How Wound Care Works

How wound care works

Comprehensive wound care involves several steps. Initially, it’s crucial to determine if the wound can be managed at home or if medical attention is necessary. The wound should then be cleaned and cared for  to promote optimal healing. Below are the essential elements of wound care.

Essential First Aid Steps

Minor injuries such as a cut finger, scraped knee, or a scratch on the arm can often be treated at home. Here’s how to provide proper wound care:

  1. Cleaning: If the wound is bleeding, allow it to bleed for a short period for self-cleaning. Afterward, remove large debris like glass or grit with sterilized tweezers. Use a wound disinfectant to cleanse the wound from germs and small impurities.
  2. Disinfection: Use a mild, non-stinging wound disinfectant spray to kill potential germs, protecting against wound infections.
  3. Dressing: Cover smaller wounds with a band-aid, while larger ones require a compress bandaged lightly to control bleeding and facilitate healing.

Keep a first-aid kit at home with bandages, sterile compresses, band-aids of various sizes, wound disinfectant, and wound gel.

Wound Care for Different Wound Types

Wound care may vary depending on the wound or injury type.

Lacerations: Lacerations often result from falls. Though mostly superficial, their edges can be jagged, complicating healing. After cleaning and disinfecting the wound, a pressure bandage may be necessary to control bleeding. The wound’s edges can be approximated for minor injuries using adhesive bandages. However, more extensive and heavily bleeding wounds necessitate medical attention.

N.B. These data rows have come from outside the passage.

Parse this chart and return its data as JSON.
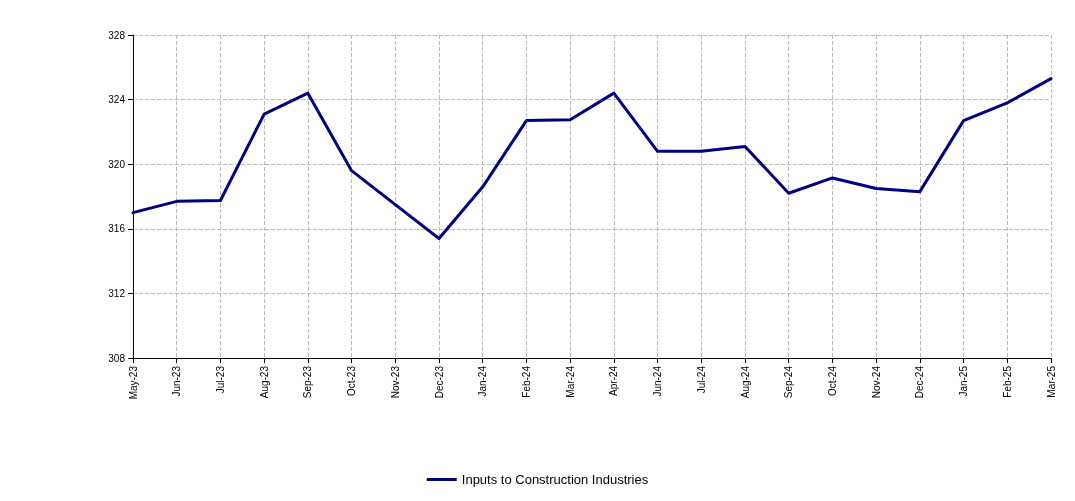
{
  "chart_data": {
    "type": "line",
    "categories": [
      "May-23",
      "Jun-23",
      "Jul-23",
      "Aug-23",
      "Sep-23",
      "Oct-23",
      "Nov-23",
      "Dec-23",
      "Jan-24",
      "Feb-24",
      "Mar-24",
      "Apr-24",
      "Jun-24",
      "Jul-24",
      "Aug-24",
      "Sep-24",
      "Oct-24",
      "Nov-24",
      "Dec-24",
      "Jan-25",
      "Feb-25",
      "Mar-25"
    ],
    "series": [
      {
        "name": "Inputs to Construction Industries",
        "color": "#000080",
        "values": [
          317.0,
          317.7,
          317.75,
          323.1,
          324.4,
          319.6,
          317.5,
          315.4,
          318.6,
          322.7,
          322.75,
          324.4,
          320.8,
          320.8,
          321.1,
          318.2,
          319.15,
          318.5,
          318.3,
          322.7,
          323.8,
          325.3
        ]
      }
    ],
    "ylim": [
      308,
      328
    ],
    "yticks": [
      308,
      312,
      316,
      320,
      324,
      328
    ],
    "grid": true,
    "legend": "bottom",
    "marker": "none",
    "line_style": "solid"
  }
}
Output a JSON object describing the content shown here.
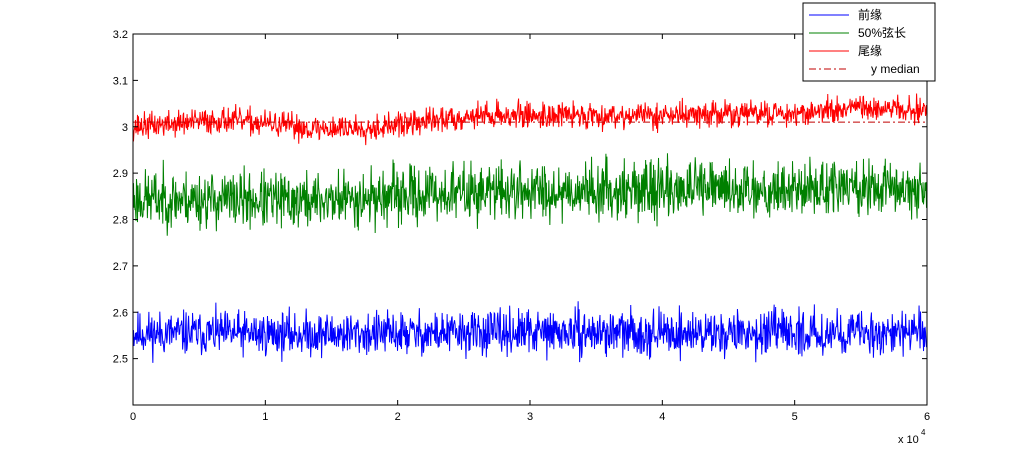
{
  "chart_data": {
    "type": "line",
    "title": "",
    "xlabel": "",
    "ylabel": "",
    "x_multiplier_label": "x 10",
    "x_multiplier_exponent": "4",
    "xlim": [
      0,
      6
    ],
    "ylim": [
      2.4,
      3.2
    ],
    "x_ticks": [
      0,
      1,
      2,
      3,
      4,
      5,
      6
    ],
    "x_tick_labels": [
      "0",
      "1",
      "2",
      "3",
      "4",
      "5",
      "6"
    ],
    "y_ticks": [
      2.5,
      2.6,
      2.7,
      2.8,
      2.9,
      3.0,
      3.1,
      3.2
    ],
    "y_tick_labels": [
      "2.5",
      "2.6",
      "2.7",
      "2.8",
      "2.9",
      "3",
      "3.1",
      "3.2"
    ],
    "grid": false,
    "legend_position": "top-right",
    "series": [
      {
        "name": "前缘",
        "color": "#0000ff",
        "style": "solid",
        "baseline": [
          [
            0,
            2.555
          ],
          [
            1.5,
            2.553
          ],
          [
            3,
            2.556
          ],
          [
            4.5,
            2.555
          ],
          [
            6,
            2.556
          ]
        ],
        "noise_amplitude": 0.05,
        "seed": 11
      },
      {
        "name": "50%弦长",
        "color": "#008000",
        "style": "solid",
        "baseline": [
          [
            0,
            2.845
          ],
          [
            1.3,
            2.84
          ],
          [
            2.6,
            2.86
          ],
          [
            4,
            2.865
          ],
          [
            6,
            2.868
          ]
        ],
        "noise_amplitude": 0.065,
        "seed": 23
      },
      {
        "name": "尾缘",
        "color": "#ff0000",
        "style": "solid",
        "baseline": [
          [
            0,
            3.0
          ],
          [
            0.7,
            3.015
          ],
          [
            1.4,
            2.995
          ],
          [
            1.9,
            3.0
          ],
          [
            2.6,
            3.025
          ],
          [
            4,
            3.025
          ],
          [
            5,
            3.03
          ],
          [
            5.6,
            3.04
          ],
          [
            6,
            3.035
          ]
        ],
        "noise_amplitude": 0.03,
        "seed": 37
      },
      {
        "name": "y median",
        "color": "#c00000",
        "style": "dashdot",
        "values": [
          [
            0,
            3.01
          ],
          [
            6,
            3.01
          ]
        ]
      }
    ]
  }
}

Risk of Tetanus: Always consider getting a tetanus shot in case of injuries. Tetanus bacteria can cause a severe, potentially fatal infection if left untreated. If your last tetanus shot was a while ago, consult a doctor for a vaccination.

Abrasions and Cuts: Clean and dress abrasions and cuts appropriately. If the injury is superficial, you can manage it yourself.

Burns: Burns are common in daily life. Cool the affected areas first and cover them if needed. Moisturizing lotions and cooling gels can help relieve pain and aid wound healing.

Animal Bites: Be cautious with bites from dogs or cats as their saliva often harbours numerous germs, raising the risk of wound inflammation. In such cases, seek medical attention promptly.

When to Seek Medical Help for Wound Care

It’s unclear whether a wound can be managed at home or needs professional medical care.  When in doubt, seeking medical help earlier rather than later is better. Consult a doctor if:

  1. The bleeding can’t be controlled
  2. The wound edges are gaping or tattered
  3. The wound is deep
  4. There’s severe, throbbing pain
  5. Swelling or redness develops around the wound
  6. There’s a sensation of heat at the wound site

Visit a doctor immediately for extensive and deep injuries, burns, animal bites, or heavily contaminated wounds. The doctor may anaesthetize the area and suture or staple it, reducing the potential for scarring.

Moist or Dry Wound Care?

Traditionally, it was believed that wounds needed air and light for effective healing. However, recent studies suggest wounds heal better in a moist environment as it prevents crust formation that can rupture and impede healing. Special bandages and wound gels can facilitate moist wound healing.

What are Primary and Secondary Wound Care?

Primary wound care refers to cases where the wound can be easily closed, such as with a band-aid or sutures. Secondary wound care applies when primary wound closure isn’t possible due to inflammation or chronicity. In these cases, the wound remains open for regular cleaning until it’s sufficiently healed for closure.

Chronic Wound Care

Chronic wounds, which don’t heal for weeks, often occur in bedridden people or diabetic patients. Bacterial colonization of these wounds often impedes healing. Treatment of chronic wounds involves regular wound cleaning with special antiseptic solutions and potentially debridement, where the doctor removes tissue from the wound edges and depths to stimulate healing. Once infection-free and healthy tissue is forming, the wound is closed.

Follow-up Care in Wound Care

Successful initial treatment is a crucial step, but you should also pay attention to follow-up care to ensure complication-free healing:

Dressing Change: Replace the band-aid or compress after a few days.

Skin Care: Regular application of lotion enhances skin suppleness and promotes regeneration. Special healing ointments can be used for the skin around the wound.

Keep Clean: Protect the wound from contaminants and soaps. Use a waterproof wound dressing while showering.

Monitor: If the wound becomes warm, red, suppurative, or doesn’t show noticeable healing progress after a few days, consult a doctor to prevent wound infection.

By following these tips, you can minimize the risk of complications and support ideal healing.